Oleg Ponomarev is a freelance photographer based in Saint Petersburg, Russia. He works on long-term projects focusing on social issues in contemporary Russia, and ethnographic projects on Russia’s minority ethnic groups, particularly those in danger of disappearing.
Ponomarev has won several international photography awards and his work has been published in National Geographic Russia, Russian Reporter, and Novaya gazeta amongst others. Photograph/Tatiana Ostrovskaya

The Transition: Ignat: Ignat was bullied throughout his school years, and confronted by the school psychologist following rumours that he spoke about himself using the masculine gender. Ignat opened up to the psychologist about his gender identity—the first stranger to whom he had told everything—but asked to keep it a secret. The whole school found out, and the insults and humiliations became permanent. Many LGBTQ+ people in Russia keep low profiles because of stigmatisation against nontraditional sexuality. An amendment to the Russian constitution, made in July 2020, stipulates that marriage is a union between a man and a woman, with no other options possible. Although an attempt was made to make a further amendment preventing transgender people from changing their status on legal documents, it was not passed. Transgender people can marry, but the road there is difficult.

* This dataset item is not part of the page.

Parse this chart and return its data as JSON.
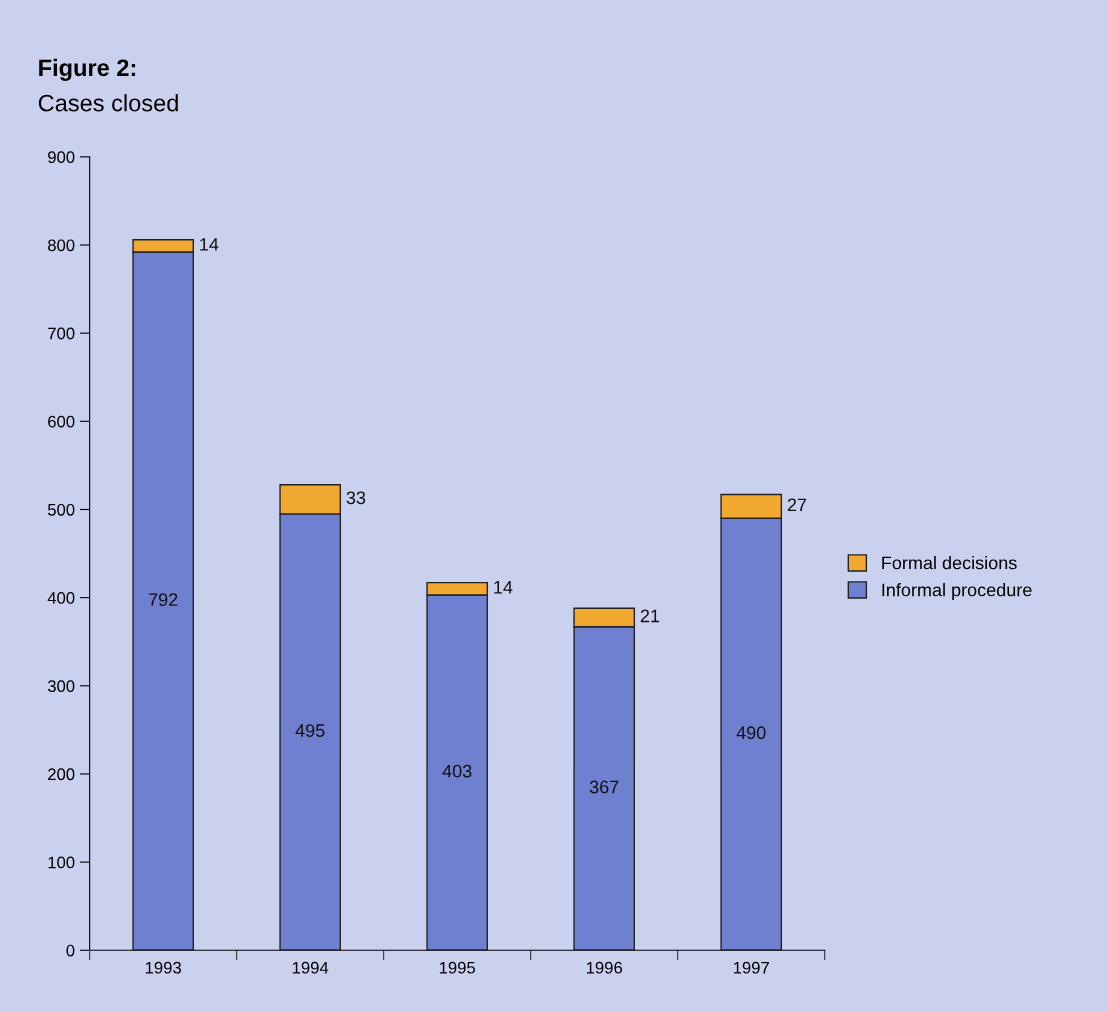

Transgender people also face very specific challenges when accessing their economic, social, and cultural rights, as their gender is not legally recognised. This results in transgender people having no access to transition-related healthcare services, or official support against discrimination.

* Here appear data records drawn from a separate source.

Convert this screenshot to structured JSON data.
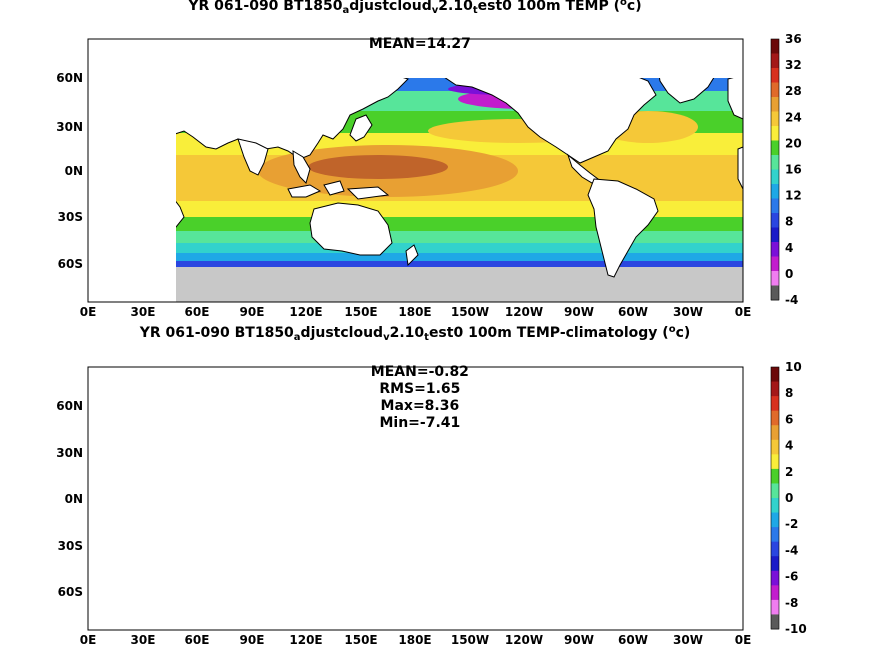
{
  "panels": [
    {
      "title_parts": [
        "YR 061-090 BT1850",
        "a",
        "djustcloud",
        "v",
        "2.10",
        "t",
        "est0 100m TEMP (",
        "o",
        "c)"
      ],
      "stats": [
        "MEAN=14.27"
      ],
      "colorbar": {
        "labels": [
          "36",
          "32",
          "28",
          "24",
          "20",
          "16",
          "12",
          "8",
          "4",
          "0",
          "-4"
        ],
        "colors": [
          "#6b0a0a",
          "#a31818",
          "#d8311f",
          "#e06a2a",
          "#e8a033",
          "#f5c838",
          "#f9ee3a",
          "#4ad02a",
          "#57e59a",
          "#32d2cc",
          "#1fa8e6",
          "#2b79ea",
          "#2a46e0",
          "#1b1bc8",
          "#7a10d8",
          "#c21ccd",
          "#f07df0",
          "#5a5a5a"
        ]
      }
    },
    {
      "title_parts": [
        "YR 061-090 BT1850",
        "a",
        "djustcloud",
        "v",
        "2.10",
        "t",
        "est0 100m TEMP-climatology (",
        "o",
        "c)"
      ],
      "stats": [
        "MEAN=-0.82",
        "RMS=1.65",
        "Max=8.36",
        "Min=-7.41"
      ],
      "colorbar": {
        "labels": [
          "10",
          "8",
          "6",
          "4",
          "2",
          "0",
          "-2",
          "-4",
          "-6",
          "-8",
          "-10"
        ],
        "colors": [
          "#6b0a0a",
          "#a31818",
          "#d8311f",
          "#e06a2a",
          "#e8a033",
          "#f5c838",
          "#f9ee3a",
          "#4ad02a",
          "#57e59a",
          "#32d2cc",
          "#1fa8e6",
          "#2b79ea",
          "#2a46e0",
          "#1b1bc8",
          "#7a10d8",
          "#c21ccd",
          "#f07df0",
          "#5a5a5a"
        ]
      }
    }
  ],
  "lat_labels": [
    "60N",
    "30N",
    "0N",
    "30S",
    "60S"
  ],
  "lon_labels": [
    "0E",
    "30E",
    "60E",
    "90E",
    "120E",
    "150E",
    "180E",
    "150W",
    "120W",
    "90W",
    "60W",
    "30W",
    "0E"
  ],
  "palette": {
    "land": "#ffffff",
    "ice": "#c8c8c8",
    "coast": "#000000"
  }
}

Azat Gevorkyan and his wife Anaik are pictured before leaving their home on 28 November 2020 in Lachin, Nagorno-Karabakh, the final district to be returned to Azerbaijani control following the second Nagorno-Karabakh War.

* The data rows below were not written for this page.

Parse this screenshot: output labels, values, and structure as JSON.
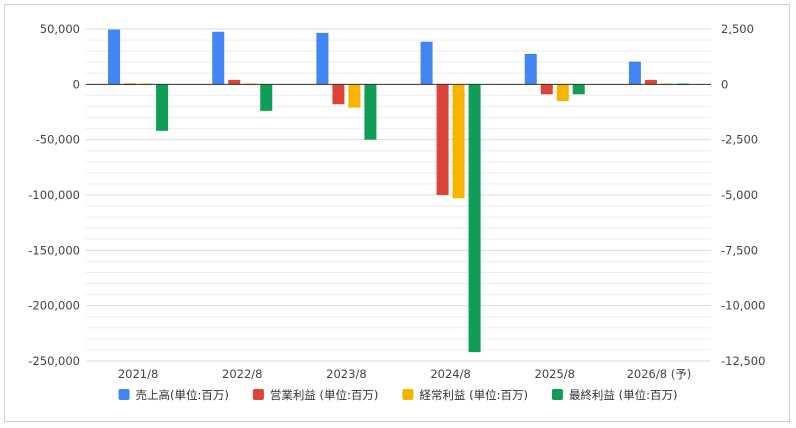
{
  "chart_data": {
    "type": "bar",
    "categories": [
      "2021/8",
      "2022/8",
      "2023/8",
      "2024/8",
      "2025/8",
      "2026/8 (予)"
    ],
    "series": [
      {
        "name": "売上高(単位:百万)",
        "axis": "left",
        "color": "#4285f4",
        "values": [
          49500,
          47500,
          46500,
          38500,
          27500,
          20500
        ]
      },
      {
        "name": "営業利益 (単位:百万)",
        "axis": "right",
        "color": "#db4437",
        "values": [
          -20,
          200,
          -900,
          -5000,
          -450,
          200
        ]
      },
      {
        "name": "経常利益 (単位:百万)",
        "axis": "right",
        "color": "#f4b400",
        "values": [
          50,
          0,
          -1050,
          -5150,
          -750,
          30
        ]
      },
      {
        "name": "最終利益 (単位:百万)",
        "axis": "right",
        "color": "#0f9d58",
        "values": [
          -2100,
          -1200,
          -2500,
          -12100,
          -450,
          30
        ]
      }
    ],
    "left_axis": {
      "ylim": [
        -250000,
        50000
      ],
      "ticks": [
        "50,000",
        "0",
        "-50,000",
        "-100,000",
        "-150,000",
        "-200,000",
        "-250,000"
      ]
    },
    "right_axis": {
      "ylim": [
        -12500,
        2500
      ],
      "ticks": [
        "2,500",
        "0",
        "-2,500",
        "-5,000",
        "-7,500",
        "-10,000",
        "-12,500"
      ]
    },
    "grid": true,
    "legend_position": "bottom"
  }
}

Valery Melnikov, Russia, Sputnik

Valery Melnikov is a documentary photographer based in Moscow. For ten years he was a staff photographer for Kommersant publishing house and since 2009 for international news agency Rossiya Segodnya. Melnikov’s work focuses on documenting the political and social life of societies in conflict and includes coverage of the Chechen war, the conflict between Georgia and South Ossetia, the 2006 Lebanese war, the uprising of the Mali Republic and the Syrian civil war. Photograph/Alexandra Anikeeva

Paradise Lost: Conflict between Azerbaijan and Armenia over the disputed region of Nagorno-Karabakh resumed in September, after a lull of 30 years. When the Soviet Union was crumbling at the end of the 1980s, ethnic Armenians in Nagorno-Karabakh, part of Azerbaijan, took advantage of the power vacuum and voted to join Armenia. Fighting intensified after the Soviet Union finally dissolved in 1991, and continued until a ceasefire in 1994. More than 20,000 people died and a million people, both Armenian and Azerbaijani, had to leave their homes. Victorious Armenians declared an independent state. In the intervening 30 years, little has been done to resolve the status of Nagorno-Karabakh and there have been periodic military clashes between the two sides. A July 2020 border clash triggered massive protests in Azerbaijan’s capital, Baku, with thousands of demonstrators calling for the country to go to war with Armenia. Renewed hostilities, which each side blames the other for starting, began on 27 September in what became known as the Second Nagorno-Karabakh War. Conflict continued until 9 November, the worst fighting the area had seen since the 1990s. In a settlement brokered by Russia, Azerbaijan regained possession of territory lost in the 1990s, but the regional capital, Stepanakert, was left under Armenian control. Although fighting is over, reconciliation will prove difficult both to Armenians who feel they have lost their homeland and are now displaced and to Azerbaijanis returning to a region ravaged by war.